In this study, we introduce perun, a novel Python package to facilitate energy benchmarking of MPI-distributed workloads. We analyzed the impact such a tool has on the overall runtime and energy consumption and found that the overhead is negligible.

Making use of perun, an analysis of the energy estimations based on hardware performance counters was presented alongside sensor data from those same components and the entire node. The difference in reported power draw from the two sources indicates that CPU and DRAM data matches the sensor readings adequately. A larger distance is observed between power draw estimations and measurements for GPUs.

From these results, an approximation could be made on the power draw of often unaccounted hardware components, which can later be used to correct any power estimations made using only CPUs, GPUs, and DRAM. The data shows that the power of those components entails a non-minuscule percentage of the total power consumption of each node, and its impact should be considered when writing impact statements.

Finally, the difference between different energy estimation methodologies is highlighted using the OC20 benchmark on different hardware configurations.
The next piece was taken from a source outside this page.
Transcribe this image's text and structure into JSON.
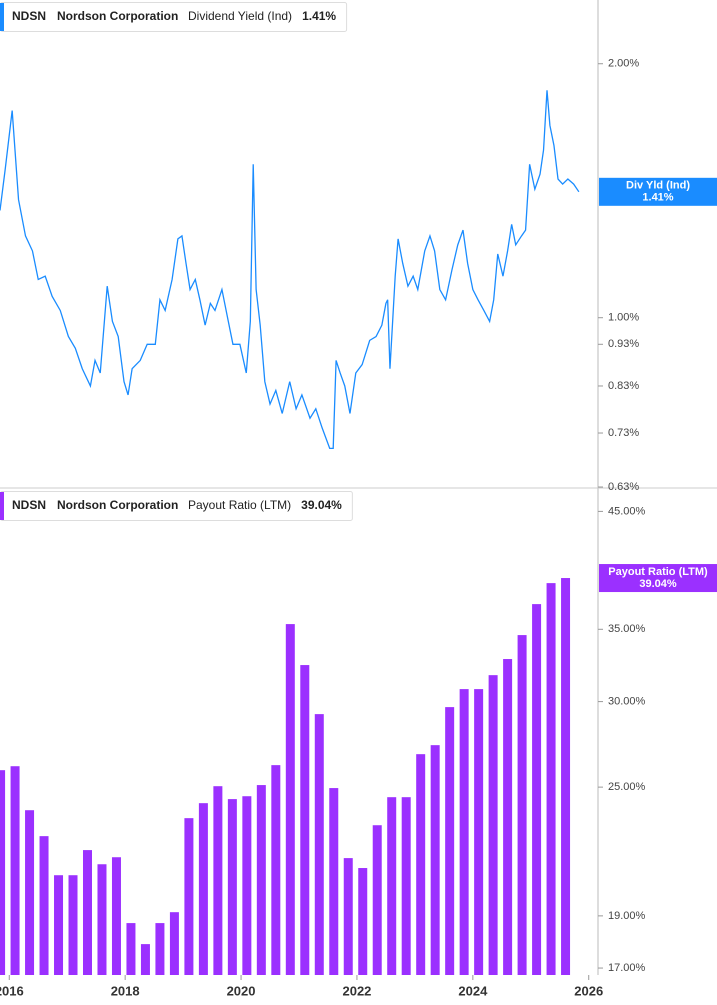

The results highlight the importance of making use of distributed monitoring tools like perun and the need to account the power draw of non-compute components, as their impact increases with the number of nodes.

6.1 Limitations

While the individual hardware components and software interfaces are common in other HPC systems, the power measuring equipment is not so, complicating the evaluation of the presented approach in other systems. Similar studies with different hardware and workloads will further aid in understanding the energy consumption of applications with high levels of parallelism.

In the making of this paper, a total of 2136.42 kWh were used, which based on the location and time of our experiments, generated 841.75 kg CO\(_{2}\)e.